Zur Kontroverse über die Erhöhung des steuerfreien Existenzminimums
Das Bundesverfassungsgericht hatte in seinem Urteil von 1992 den bisher im Einkommensteuergesetz geltenden Grundfreibetrag, auf den keine Steuer erhoben wird, für verfassungswidrig erklärt. Der Gesetzgeber wurde aufgefordert, bis spätestens 1996 diesen steuerfreien Betrag an das allgemein geltende erheblich höhere Existenzminimum anzugleichen. Zur inhaltlichen Bewältigung dieser insgesamt komplizierten Anpassung hatte der Bundesfinanzminister die sogenannte Bareis-Kommission, nach ihrem Vorsitzenden benannt, damit beauftragt, eine Lösung vorzuschlagen.

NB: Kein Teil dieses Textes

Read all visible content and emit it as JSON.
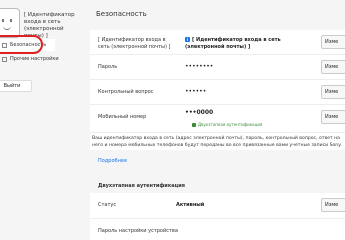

Die im November 1994 unterbreiteten Vorstellungen dieser „Einkommensteuerkommission zur Steuerfreistellung des Existenzminimums ab 1996 und zur Reform der Einkommensteuer" sind unmittelbar nach ihrer Vorlage in geradezu spektakulär schroffer Weise durch den auftraggebenden Bundesfinanzminister zurückgewiesen worden. Statt dessen präsentierte dieser ein von den Vorstellungen der Bareis-Kommission stark abweichendes Modell. Trotz heftiger Kritik nicht nur aus der Finanzpolitik, sondern auch der Finanzwissenschaft ist Waigels Ansatz in den Ende Januar 1994 vorgelegten „Entwurf zu einem Jahressteuergesetz 1996" aufgenommen worden. Die vom Bundesfinanzministerium vorgeschlagene Änderung ist steuersystematisch und verteilungspolitisch nicht akzeptabel.